El 20 de noviembre de 1971 Antonio Checa, redactor de este periódico, informaba sobre la irremediable demolición de la que fue iglesia del barrio de la Magdalena. Por aquellos días, no muchos en Granada conocían como tal este edificio. Hacía tiempo que había perdido su fachada, su torre y dos de sus capillas y una tienda de tejidos, que exponía su mercancía de manera llamativa en el anodino frontal, había sustituido a la primitiva parroquia en torno a la cual creció un barrio.

Urbanismo tenía otros planes para el solar de Mesones 26. Se iban a construir unos grandes almacenes, un edificio moderno que vendría a destruir un poco más el paisaje de la ciudad vieja, aunque «sería de plantas bajas, para que la edificación no asome por detrás de la plaza Bibrrambla», apuntaba con ironía el redactor. Aquella primitiva iglesia de la Magdalena no era un edificio muy importante desde el punto de vista patrimonial, pero era un buen ejemplo de la ‘Granada pequeña’, de los detalles que se debían de haber cuidado para proteger el carácter único de esta ciudad.

La iglesia de los asturianos

Desde 1492 hasta el inicio del siglo XVI conviven en Granada dos modelos de cultura y de religión, el mundo islámico y el cristiano.
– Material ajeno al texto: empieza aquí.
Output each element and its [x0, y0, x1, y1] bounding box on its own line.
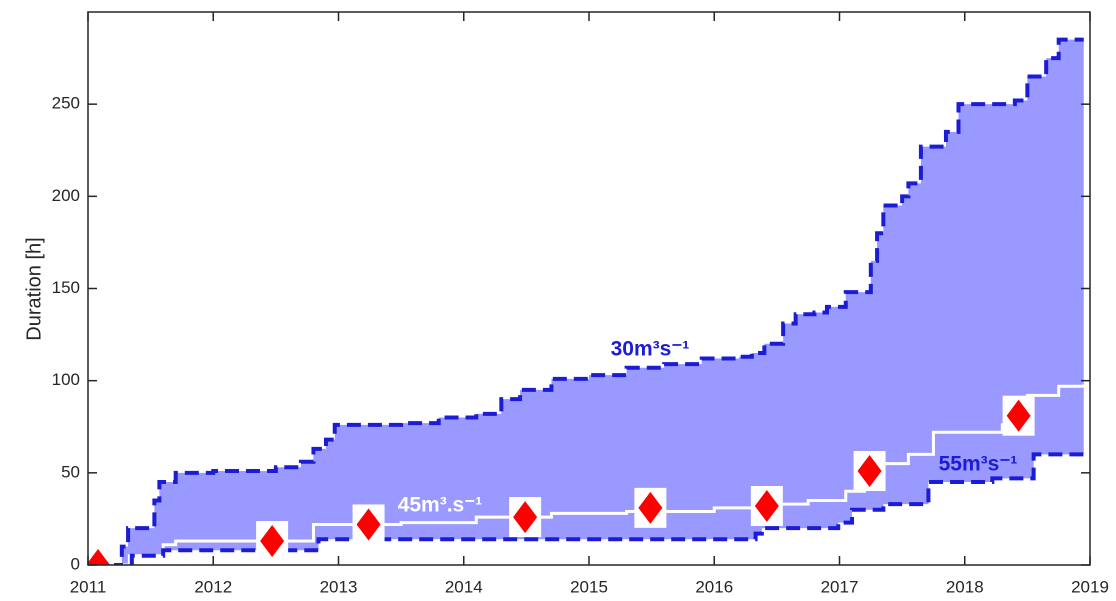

Tras la conquista de Granada y hasta el siglo XVI se intentó cristianizar a la población musulmana, un proceso que se aceleró tras la Rebelión de las Alpujarras. Se derribaron viejas mezquitas sobre cuyos cimientos se construyeron parroquias. La construcción de la antigua iglesia de la Magdalena se enmarca en este contexto pero, para Francisco Sánchez-Montes, profesor del departamento de Historia Moderna de la Universidad de Granada, se trataría de un caso peculiar como lo es la historia del barrio en el que fue construida.
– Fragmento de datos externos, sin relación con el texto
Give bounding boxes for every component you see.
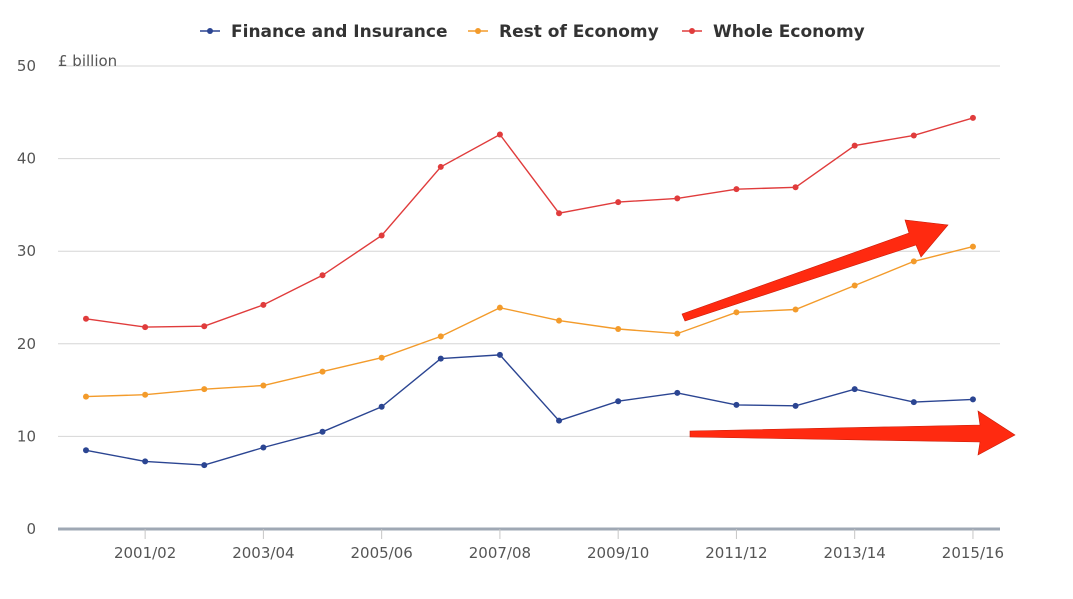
- data-point: [378, 403, 385, 410]
- data-point: [142, 324, 149, 331]
- data-point: [910, 258, 917, 265]
- data-point: [496, 131, 503, 138]
- y-tick-label: 30: [17, 242, 36, 260]
- x-tick-label: 2015/16: [942, 544, 1004, 562]
- data-point: [83, 447, 89, 454]
- data-point: [969, 396, 976, 403]
- data-point: [260, 301, 267, 308]
- legend-swatch-marker: [689, 28, 695, 34]
- data-point: [733, 309, 740, 316]
- data-point: [556, 210, 563, 217]
- legend-entry-label: Whole Economy: [713, 22, 865, 42]
- legend-swatch-marker: [475, 28, 481, 34]
- data-point: [437, 355, 444, 362]
- x-tick-label: 2013/14: [824, 544, 886, 562]
- data-point: [319, 428, 326, 435]
- series-lines: [83, 114, 976, 469]
- data-point: [733, 186, 740, 193]
- data-point: [437, 163, 444, 170]
- data-point: [260, 444, 267, 451]
- data-point: [319, 272, 326, 279]
- series-line-1: [85, 245, 974, 398]
- x-tick-label: 2001/02: [114, 544, 176, 562]
- data-point: [556, 417, 563, 424]
- x-tick-label: 2005/06: [350, 544, 412, 562]
- flat-arrow-annotation: [689, 410, 1016, 456]
- legend-entry-label: Finance and Insurance: [231, 22, 448, 42]
- data-point: [378, 232, 385, 239]
- data-point: [260, 382, 267, 389]
- y-tick-label: 0: [26, 520, 36, 538]
- data-point: [792, 184, 799, 191]
- data-point: [733, 401, 740, 408]
- data-point: [201, 323, 208, 330]
- data-point: [615, 199, 622, 206]
- data-point: [674, 195, 681, 202]
- data-point: [851, 282, 858, 289]
- data-point: [969, 243, 976, 250]
- legend: Finance and Insurance Rest of Economy Whol…: [200, 22, 865, 42]
- y-tick-label: 40: [17, 150, 36, 168]
- upward-arrow-annotation: [681, 219, 949, 322]
- data-point: [851, 386, 858, 393]
- data-point: [792, 402, 799, 409]
- data-point: [201, 462, 208, 469]
- data-point: [319, 368, 326, 375]
- data-point: [83, 393, 89, 400]
- data-point: [201, 386, 208, 393]
- data-point: [142, 458, 149, 465]
- data-point: [792, 306, 799, 313]
- series-line-2: [85, 117, 974, 328]
- series-line-0: [85, 354, 974, 466]
- data-point: [615, 325, 622, 332]
- data-point: [969, 114, 976, 121]
- annotation-arrows: [681, 219, 1016, 456]
- data-point: [556, 317, 563, 324]
- y-tick-label: 50: [17, 57, 36, 75]
- x-tick-label: 2011/12: [705, 544, 767, 562]
- y-tick-label: 20: [17, 335, 36, 353]
- data-point: [674, 389, 681, 396]
- data-point: [910, 132, 917, 139]
- data-point: [142, 391, 149, 398]
- data-point: [496, 304, 503, 311]
- x-tick-label: 2009/10: [587, 544, 649, 562]
- legend-entry-label: Rest of Economy: [499, 22, 659, 42]
- data-point: [378, 354, 385, 361]
- x-tick-label: 2007/08: [469, 544, 531, 562]
- data-point: [83, 315, 89, 322]
- data-point: [615, 398, 622, 405]
- data-point: [496, 351, 503, 358]
- data-point: [910, 399, 917, 406]
- data-point: [437, 333, 444, 340]
- legend-swatch-marker: [207, 28, 213, 34]
- data-point: [674, 330, 681, 337]
- x-tick-label: 2003/04: [232, 544, 294, 562]
- data-point: [851, 142, 858, 149]
- y-axis-unit-label: £ billion: [58, 52, 117, 70]
- y-tick-label: 10: [17, 427, 36, 445]
- axes: 0 10 20 30 40 50 2001/02 2003/04 2005/06 2007/08 2…: [17, 57, 1004, 562]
Vista de la iglesia desde Bib Rambla.

Vista de la iglesia desde Bib Rambla. / Foto cedida por Francisco Sánchez-Montes

El barrio de La Magdalena era el límite sur de la ciudad islámica de Granada. Conocida por los musulmanes como el arrabal de Bib Rambla o barrio del Arenal, la población de esta Granada nazarí había saltado el recinto amurallado y se había instalado en el que sería génesis de un nuevo barrio que tenía como centro neurálgico una pequeña iglesia. Comenzó su construcción en 1501 a expensas de las donaciones de un grupo de asturianos asentado en la ciudad tras la Reconquista. La iglesia debió de quedarse pequeña y se sometió a varias ampliaciones, en en 1626 dirigió las obras Cristóbal Ramírez y Francisco Barrientos y de nuevo en 1634, reforma que fue concluida por Lucas Bermúdez.

Con la desamortización, el edificio se vendió. Se trasladó el culto al convento de las Agustinas, en la calle Puentezuelas porque, como cuenta Barrios Rozúa en su ‘Guía de la Granada desaparecida’, «el elevado número de feligreses bloqueaba la por entonces estrecha calle Mesones».
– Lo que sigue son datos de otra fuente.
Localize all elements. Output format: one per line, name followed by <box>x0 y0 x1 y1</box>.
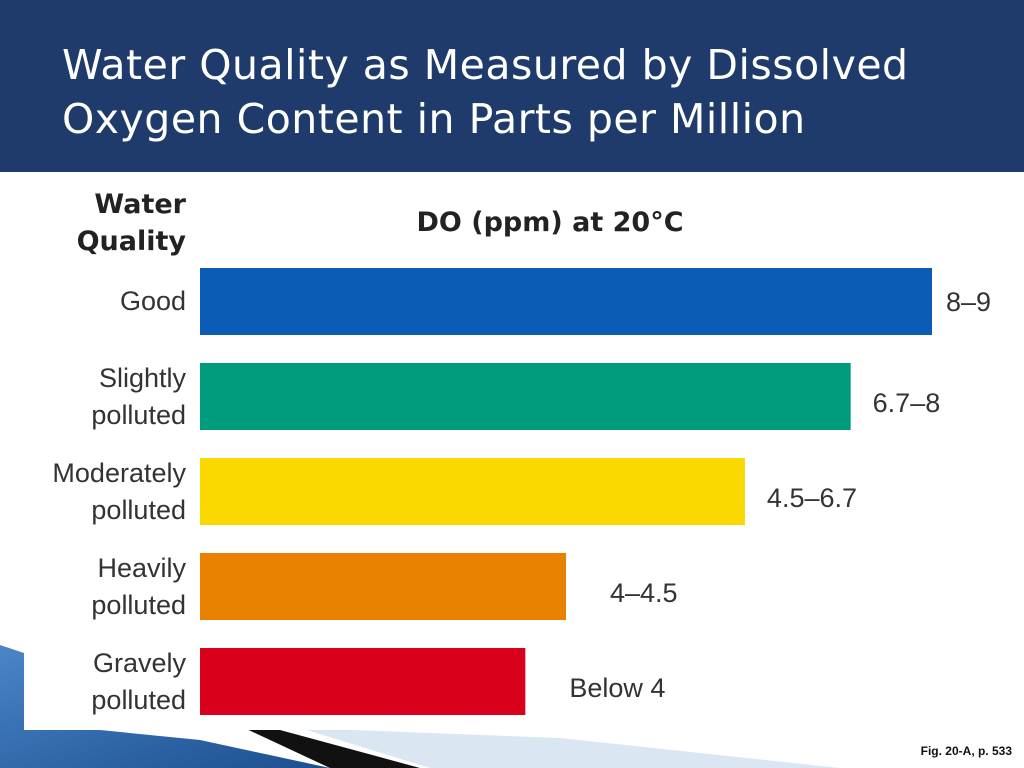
value-label: 6.7–8 <box>872 387 941 418</box>
value-label: 8–9 <box>946 286 992 317</box>
slide-header <box>0 0 1024 172</box>
slide-title: Water Quality as Measured by Dissolved O… <box>62 38 982 146</box>
category-axis-title: Water Quality <box>76 189 186 257</box>
value-label: Below 4 <box>569 672 666 703</box>
bar-0 <box>200 268 932 335</box>
chart-area <box>24 172 1024 730</box>
bar-4 <box>200 648 526 715</box>
value-label: 4–4.5 <box>610 577 678 608</box>
value-label: 4.5–6.7 <box>766 482 858 513</box>
title-line-2: Oxygen Content in Parts per Million <box>62 95 806 143</box>
category-label: Moderately polluted <box>52 457 186 525</box>
category-label: Heavily polluted <box>91 552 186 620</box>
title-line-1: Water Quality as Measured by Dissolved <box>62 41 909 89</box>
figure-caption: Fig. 20-A, p. 533 <box>920 744 1012 758</box>
category-label: Slightly polluted <box>91 362 186 430</box>
category-label: Gravely polluted <box>91 647 186 715</box>
chart-title: DO (ppm) at 20°C <box>416 207 684 238</box>
category-label: Good <box>119 286 186 316</box>
bar-3 <box>200 553 566 620</box>
bar-2 <box>200 458 745 525</box>
bar-1 <box>200 363 851 430</box>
Solar de los tristes destinos

A lo largo del s. XIX el edificio se fue desmembrando. Su portada se montó en la capilla de las Escuelas del Ave María del Sacromonte y las piedras que formaban la puerta lateral acabó en los Escolapios. En la información del año 71, Checa dice que la curiosa veleta del templo se montaría en San Jerónimo. En cuanto a la imagen titular que ocupaba una hornacina en el frontal del templo, única obra conocida de Juan Sánchez Cordobés, discípulo de Pedro de Mena, cayó en manos de un particular.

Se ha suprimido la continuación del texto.